Cities bring symbolic monuments, identifiable aesthetics, indicators of dystopia or utopia, and figurative geography to SF film. These serve a purpose to the narrative, a tool to the plot designers, not unlike the glorious turns of phrase in the manifestos of the Futurists, the "multicolored, polyphonic tides of revolution in the modern capitals." But the familiar aspects of today's cities we see in SF also become a reflection, as we see our own image in a mirror, though disguised by different clothing. As the denizens of the current cities from which SF cities are woven, what do we want our actual city to be? What sort of city would we design to live our futures through, not just to tell a story? And who will make this actual future city, if not filmmakers?
In Children of Men, the dystopian city streets are burning.

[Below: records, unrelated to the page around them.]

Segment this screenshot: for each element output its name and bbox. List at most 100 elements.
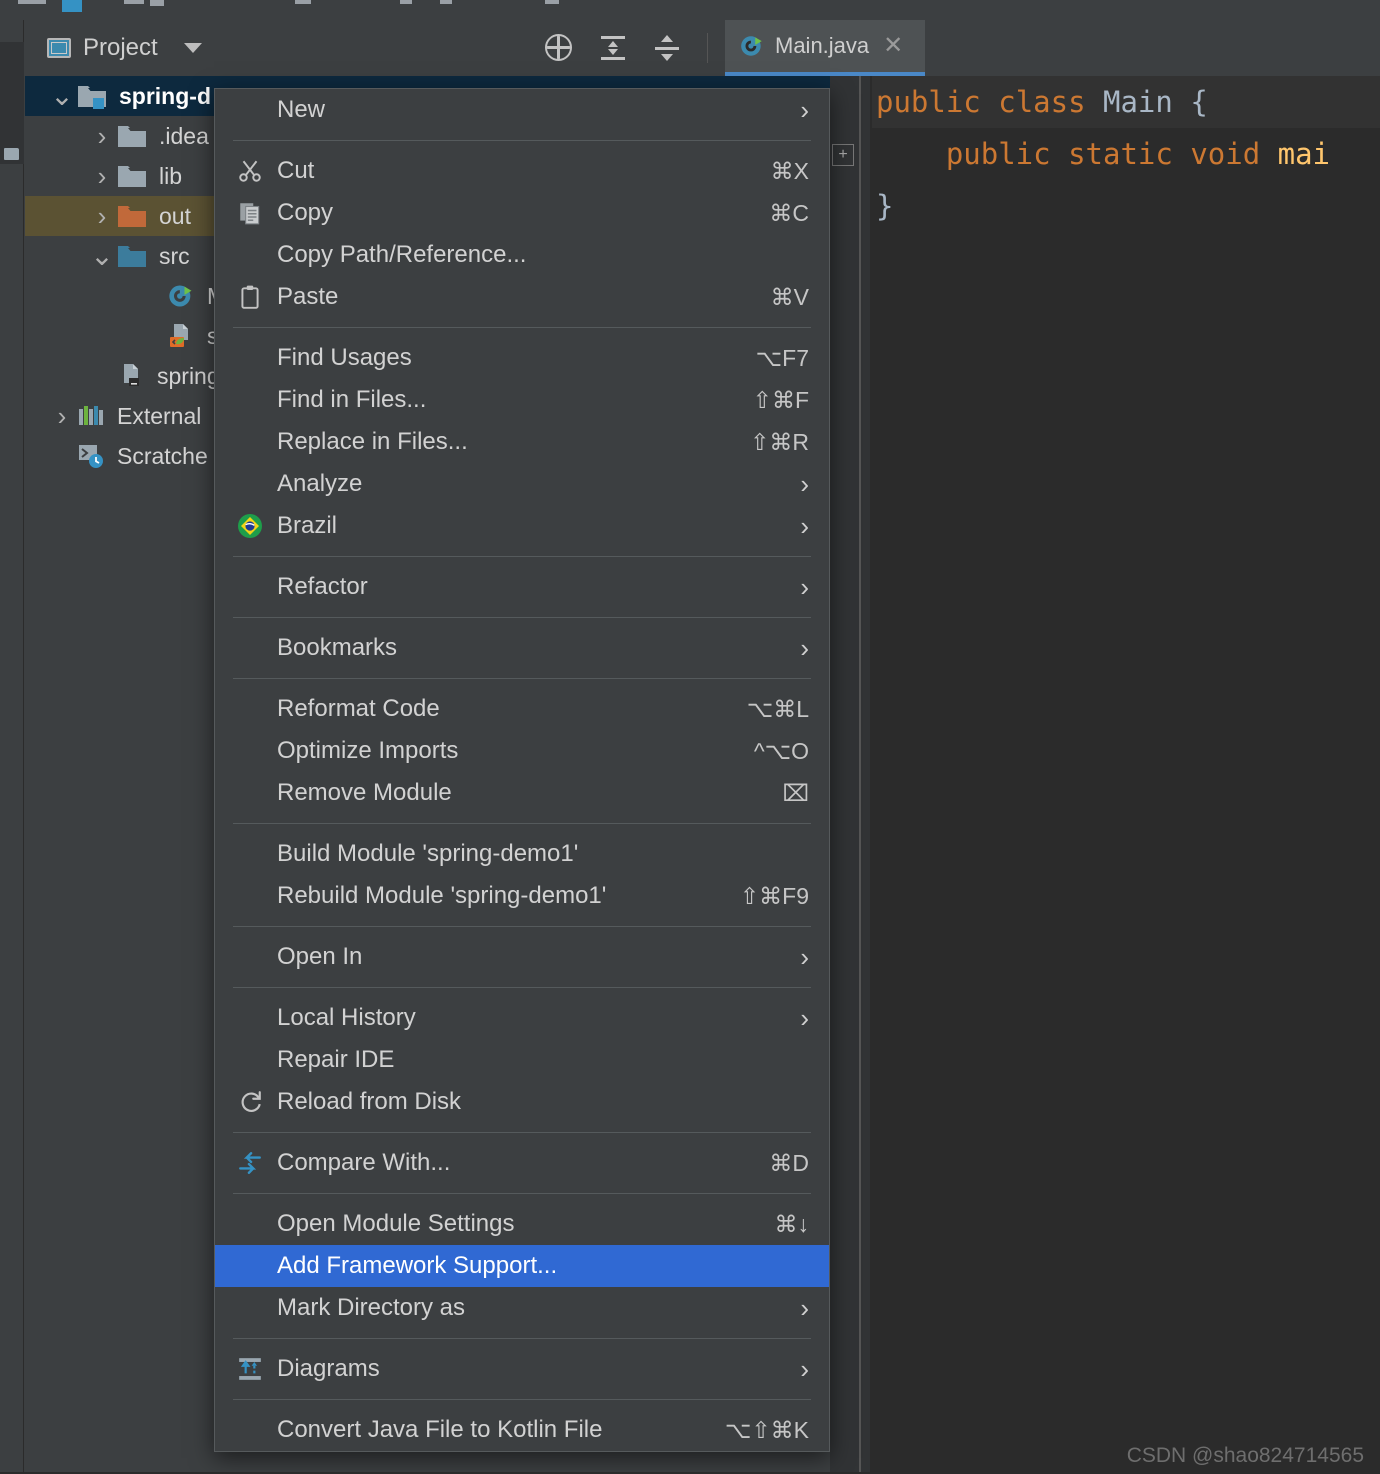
menu-item-label: Build Module 'spring-demo1' [277,840,579,867]
menu-item-label: Remove Module [277,779,452,806]
chevron-down-icon[interactable]: ⌄ [87,242,117,270]
tree-item-label: spring [157,362,220,389]
menu-item-label: Open Module Settings [277,1210,515,1237]
collapse-all-icon[interactable] [653,34,681,62]
menu-item-copy[interactable]: Copy ⌘C [215,192,829,234]
menu-item-open-in[interactable]: Open In › [215,936,829,978]
breadcrumb-dash-3 [150,0,164,6]
menu-item-build-module-spring-demo1[interactable]: Build Module 'spring-demo1' [215,833,829,875]
menu-item-compare-with[interactable]: Compare With... ⌘D [215,1142,829,1184]
code-line[interactable]: public class Main { [872,76,1380,128]
menu-item-brazil[interactable]: Brazil › [215,505,829,547]
brazil-flag-icon [237,513,277,539]
menu-item-mark-directory-as[interactable]: Mark Directory as › [215,1287,829,1329]
menu-item-copy-path-reference[interactable]: Copy Path/Reference... [215,234,829,276]
chevron-down-icon[interactable]: ⌄ [47,82,77,110]
folder-icon [117,123,147,149]
excluded-folder-icon [118,206,146,227]
chevron-down-icon[interactable] [183,43,202,53]
menu-item-label: New [277,96,326,123]
menu-item-remove-module[interactable]: Remove Module ⌧ [215,772,829,814]
menu-item-label: Bookmarks [277,634,398,661]
code-line[interactable]: public static void mai [872,128,1380,180]
editor-area: Main.java ✕ + public class Main { public… [725,20,1380,1474]
menu-item-label: Mark Directory as [277,1294,466,1321]
java-class-icon [167,282,195,310]
close-icon[interactable]: ✕ [883,34,903,58]
paste-icon [237,284,277,310]
menu-item-new[interactable]: New › [215,89,829,131]
watermark: CSDN @shao824714565 [1126,1444,1364,1467]
menu-separator [233,1193,811,1194]
menu-item-label: Compare With... [277,1149,451,1176]
folder-icon [118,126,146,147]
menu-item-add-framework-support[interactable]: Add Framework Support... [215,1245,829,1287]
menu-separator [233,617,811,618]
tree-item-label: src [159,242,190,269]
menu-item-shortcut: ⌥⌘L [746,695,809,722]
menu-item-repair-ide[interactable]: Repair IDE [215,1039,829,1081]
code-content[interactable]: public class Main { public static void m… [872,76,1380,1474]
menu-item-label: Open In [277,943,363,970]
chevron-right-icon[interactable]: › [47,403,77,429]
menu-item-label: Copy Path/Reference... [277,241,527,268]
excluded-folder-icon [117,203,147,229]
chevron-right-icon[interactable]: › [87,123,117,149]
menu-item-refactor[interactable]: Refactor › [215,566,829,608]
code-line[interactable]: } [872,180,1380,232]
chevron-right-icon[interactable]: › [87,163,117,189]
menu-item-label: Replace in Files... [277,428,468,455]
locate-icon[interactable] [545,34,573,62]
menu-separator [233,140,811,141]
menu-separator [233,556,811,557]
page-title: Project [83,34,158,61]
menu-item-paste[interactable]: Paste ⌘V [215,276,829,318]
left-tool-window-bar: Project ture [0,20,24,1474]
menu-item-rebuild-module-spring-demo1[interactable]: Rebuild Module 'spring-demo1' ⇧⌘F9 [215,875,829,917]
menu-item-shortcut: ⇧⌘F9 [739,882,809,909]
breadcrumb-module-icon [62,0,82,12]
menu-item-label: Refactor [277,573,368,600]
menu-item-bookmarks[interactable]: Bookmarks › [215,627,829,669]
menu-item-find-usages[interactable]: Find Usages ⌥F7 [215,337,829,379]
compare-icon [237,1150,277,1176]
menu-separator [233,823,811,824]
menu-item-label: Reformat Code [277,695,440,722]
chevron-right-icon: › [800,1002,809,1033]
tree-item-label: spring-d [119,82,211,109]
menu-separator [233,926,811,927]
code-fold-marker[interactable]: + [832,144,854,166]
menu-item-shortcut: ⌥⇧⌘K [724,1416,809,1443]
breadcrumb-dash-6 [440,0,452,4]
xml-file-icon [124,364,139,386]
menu-item-label: Cut [277,157,315,184]
project-title-group[interactable]: Project [25,34,202,62]
project-panel-header: Project [25,20,830,76]
chevron-right-icon[interactable]: › [87,203,117,229]
menu-item-convert-java-file-to-kotlin-file[interactable]: Convert Java File to Kotlin File ⌥⇧⌘K [215,1409,829,1451]
menu-item-open-module-settings[interactable]: Open Module Settings ⌘↓ [215,1203,829,1245]
tab-main-java[interactable]: Main.java ✕ [725,20,925,76]
twisty-glyph: › [97,121,107,151]
menu-item-label: Diagrams [277,1355,380,1382]
menu-item-diagrams[interactable]: Diagrams › [215,1348,829,1390]
menu-item-label: Brazil [277,512,338,539]
menu-item-optimize-imports[interactable]: Optimize Imports ^⌥O [215,730,829,772]
menu-item-shortcut: ⌘D [769,1149,809,1176]
menu-item-replace-in-files[interactable]: Replace in Files... ⇧⌘R [215,421,829,463]
menu-item-analyze[interactable]: Analyze › [215,463,829,505]
menu-item-local-history[interactable]: Local History › [215,997,829,1039]
menu-item-reload-from-disk[interactable]: Reload from Disk [215,1081,829,1123]
menu-item-label: Repair IDE [277,1046,395,1073]
menu-item-reformat-code[interactable]: Reformat Code ⌥⌘L [215,688,829,730]
reload-icon [237,1089,277,1115]
expand-all-icon[interactable] [599,34,627,62]
menu-item-shortcut: ^⌥O [753,737,809,764]
twisty-glyph: › [97,201,107,231]
xml-file-icon [117,362,145,390]
menu-item-cut[interactable]: Cut ⌘X [215,150,829,192]
twisty-glyph: › [57,401,67,431]
java-class-icon [741,36,762,56]
source-folder-icon [118,246,146,267]
menu-item-find-in-files[interactable]: Find in Files... ⇧⌘F [215,379,829,421]
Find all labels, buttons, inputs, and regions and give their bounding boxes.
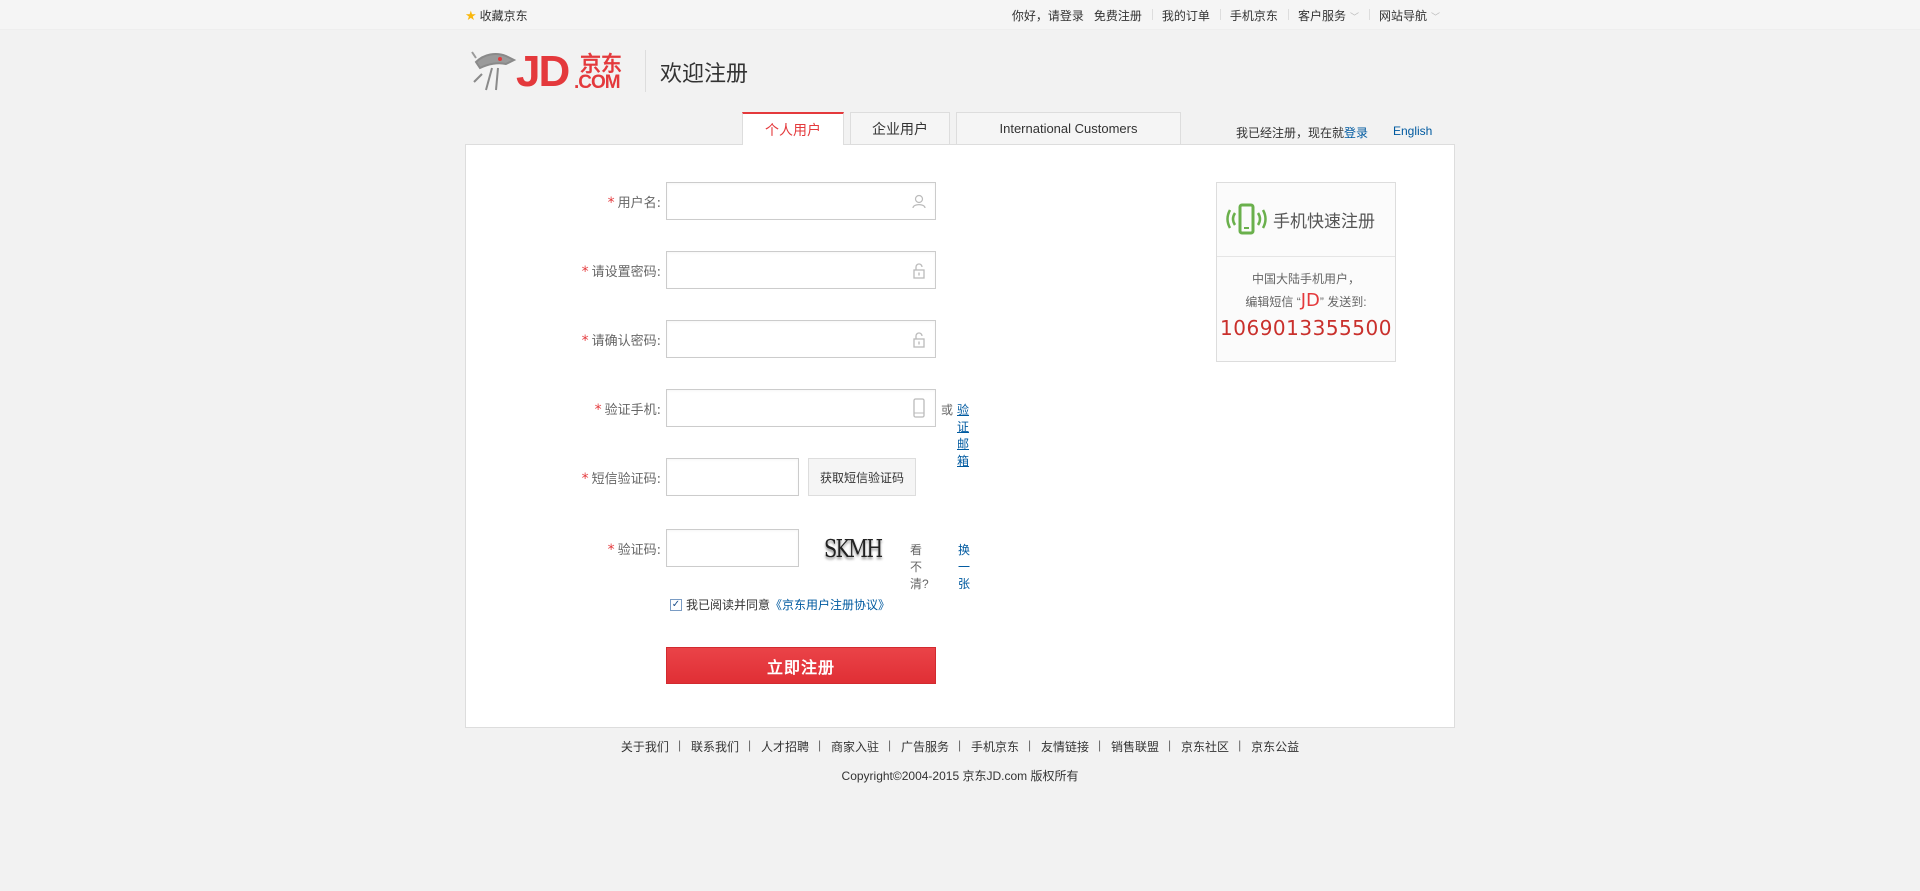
login-link[interactable]: 登录 [1344,126,1368,140]
nav-register-label: 免费注册 [1093,8,1142,23]
or-text: 或 [941,403,954,417]
password-input[interactable] [666,251,936,289]
registration-panel: * 用户名: * 请设置密码: * 请确认密码: * 验证手机: 或 验证邮箱 … [465,144,1455,728]
required-mark: * [594,401,602,418]
sms-code-label: * 短信验证码: [466,468,661,487]
user-type-tabs: 个人用户 企业用户 International Customers [742,112,1181,145]
password-label: * 请设置密码: [466,261,661,280]
mobile-quick-register-box: 手机快速注册 中国大陆手机用户， 编辑短信 “JD” 发送到: 10690133… [1216,182,1396,362]
required-mark: * [607,194,615,211]
mobile-line2: 编辑短信 “JD” 发送到: [1217,290,1395,311]
top-bar: ★ 收藏京东 你好，请登录 免费注册 我的订单 手机京东 客户服务 ﹀ 网站导航 ﹀ [0,0,1920,30]
password-label-text: 请设置密码: [591,264,661,280]
mobile-line2-suffix: ” 发送到: [1319,295,1367,309]
nav-mobile-jd-label: 手机京东 [1229,8,1278,23]
favorite-link[interactable]: ★ 收藏京东 [465,7,528,23]
footer-link[interactable]: 京东社区 [1168,738,1240,755]
captcha-text: SKMH [824,535,883,563]
nav-mobile-jd[interactable]: 手机京东 [1219,7,1288,24]
tab-international[interactable]: International Customers [956,112,1181,144]
captcha-image[interactable]: SKMH [824,529,883,567]
required-mark: * [581,332,589,349]
agreement-text: 我已阅读并同意 [686,598,771,612]
verify-email-link[interactable]: 验证邮箱 [957,401,969,469]
mobile-quick-register-header: 手机快速注册 [1217,183,1395,257]
login-greeting-link[interactable]: 你好，请登录 [1002,7,1088,24]
cant-see-text: 看不清? [910,543,929,591]
footer-link[interactable]: 商家入驻 [818,738,890,755]
confirm-password-label-text: 请确认密码: [591,333,661,349]
logo-jd-text: JD [516,47,570,96]
footer-link[interactable]: 人才招聘 [748,738,820,755]
nav-my-orders[interactable]: 我的订单 [1151,7,1220,24]
sms-code-input[interactable] [666,458,799,496]
mobile-phone-icon [910,398,928,418]
mobile-quick-register-title: 手机快速注册 [1273,212,1375,232]
confirm-password-label: * 请确认密码: [466,330,661,349]
favorite-label: 收藏京东 [479,8,528,23]
sms-code-label-text: 短信验证码: [591,471,661,487]
chevron-down-icon: ﹀ [1349,11,1359,22]
agreement-row: ✓ 我已阅读并同意 《京东用户注册协议》 [670,596,890,613]
footer-link[interactable]: 广告服务 [888,738,960,755]
required-mark: * [607,541,615,558]
nav-my-orders-label: 我的订单 [1161,8,1210,23]
footer-link[interactable]: 友情链接 [1028,738,1100,755]
captcha-input[interactable] [666,529,799,567]
footer-link[interactable]: 京东公益 [1238,738,1310,755]
footer-link[interactable]: 销售联盟 [1098,738,1170,755]
footer-link[interactable]: 关于我们 [610,738,680,755]
nav-site-map[interactable]: 网站导航 ﹀ [1368,7,1450,24]
nav-register[interactable]: 免费注册 [1088,7,1152,24]
jd-logo[interactable]: JD 京东 .COM [470,46,635,98]
mobile-line2-prefix: 编辑短信 “ [1245,295,1301,309]
footer-link[interactable]: 联系我们 [678,738,750,755]
refresh-captcha-link[interactable]: 换一张 [958,541,970,592]
nav-customer-service-label: 客户服务 [1297,8,1346,23]
register-button[interactable]: 立即注册 [666,647,936,684]
agreement-link[interactable]: 《京东用户注册协议》 [770,596,890,613]
page-title: 欢迎注册 [660,62,749,87]
user-icon [910,192,928,210]
header-divider [645,50,646,92]
tab-enterprise[interactable]: 企业用户 [850,112,950,144]
phone-input[interactable] [666,389,936,427]
agreement-checkbox[interactable]: ✓ [670,598,682,611]
get-sms-code-button[interactable]: 获取短信验证码 [808,458,916,496]
sms-number: 1069013355500 [1220,316,1392,340]
star-icon: ★ [465,7,477,23]
username-label: * 用户名: [466,192,661,211]
nav-site-map-label: 网站导航 [1378,8,1427,23]
phone-label: * 验证手机: [466,399,661,418]
mobile-line1: 中国大陆手机用户， [1251,272,1360,286]
chevron-down-icon: ﹀ [1430,11,1440,22]
username-input[interactable] [666,182,936,220]
footer-link[interactable]: 手机京东 [958,738,1030,755]
copyright: Copyright©2004-2015 京东JD.com 版权所有 [841,769,1079,783]
required-mark: * [581,263,589,280]
logo-com-text: .COM [574,72,621,93]
captcha-label: * 验证码: [466,539,661,558]
phone-label-text: 验证手机: [604,402,661,418]
tab-personal[interactable]: 个人用户 [742,112,844,145]
lock-icon [910,261,928,279]
confirm-password-input[interactable] [666,320,936,358]
username-label-text: 用户名: [617,195,661,211]
lock-icon [910,330,928,348]
nav-customer-service[interactable]: 客户服务 ﹀ [1287,7,1369,24]
login-hint-text: 我已经注册，现在就 [1236,126,1345,140]
mobile-signal-icon [1226,203,1267,234]
captcha-label-text: 验证码: [617,542,661,558]
required-mark: * [581,470,589,487]
login-hint: 我已经注册，现在就登录 [1236,124,1368,141]
mobile-keyword: JD [1300,290,1320,311]
footer-links: 关于我们 联系我们 人才招聘 商家入驻 广告服务 手机京东 友情链接 销售联盟 … [0,738,1920,755]
top-nav: 你好，请登录 免费注册 我的订单 手机京东 客户服务 ﹀ 网站导航 ﹀ [1002,0,1450,30]
english-link[interactable]: English [1393,124,1432,138]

The trains windows are covered in cages to protect the occupants from thrown rocks, not to present symbolic vistas. Bombs explode, prisoners are abused. This is not the urban space of the future; it is the city of today. It is not London, New York, or Shanghai, but Aleppo and Kirkuk. This is the other side of futurism. As F.T. Marinetti wrote in the original Futurist Manifesto, "set fire to the library shelves! Turn aside the canals to flood the museums! Oh, the joy of seeing the glorious old canvases bobbing adrift on those waters, discolored and shredded!... Take up your pickaxes, your axes and hammers and wreck, wreck the venerable cities, pitilessly!" At one point in the film, the protagonist goes to London's Battersea Power Station in a fortified "Green Zone," which has been turned into a heavily secured depository for the world's great works of art, scavenged from the collapse of civilization.
The art deco architecture of the Power Station is itself a monument, used for symbolic effect in everything from Pink Floyd cover art, to the film version of 1984. But when his vehicle pulls into the Power Station, the shot is actually filmed in the Turbine Hall of the former Bankside Power Station, better known today as the Tate Modern. This is a futuristic, heavily symbolic and secured depository for art work, which actually exists. Battersea Power Station, as it happens, is now being converted as well, into a luxury shopping and apartment complex. Present day speculation always returns to where it began. To make a fictional city that appears real, SF will use real cities. The question remains, which elements will real cities take from SF in return? And are they already doing it?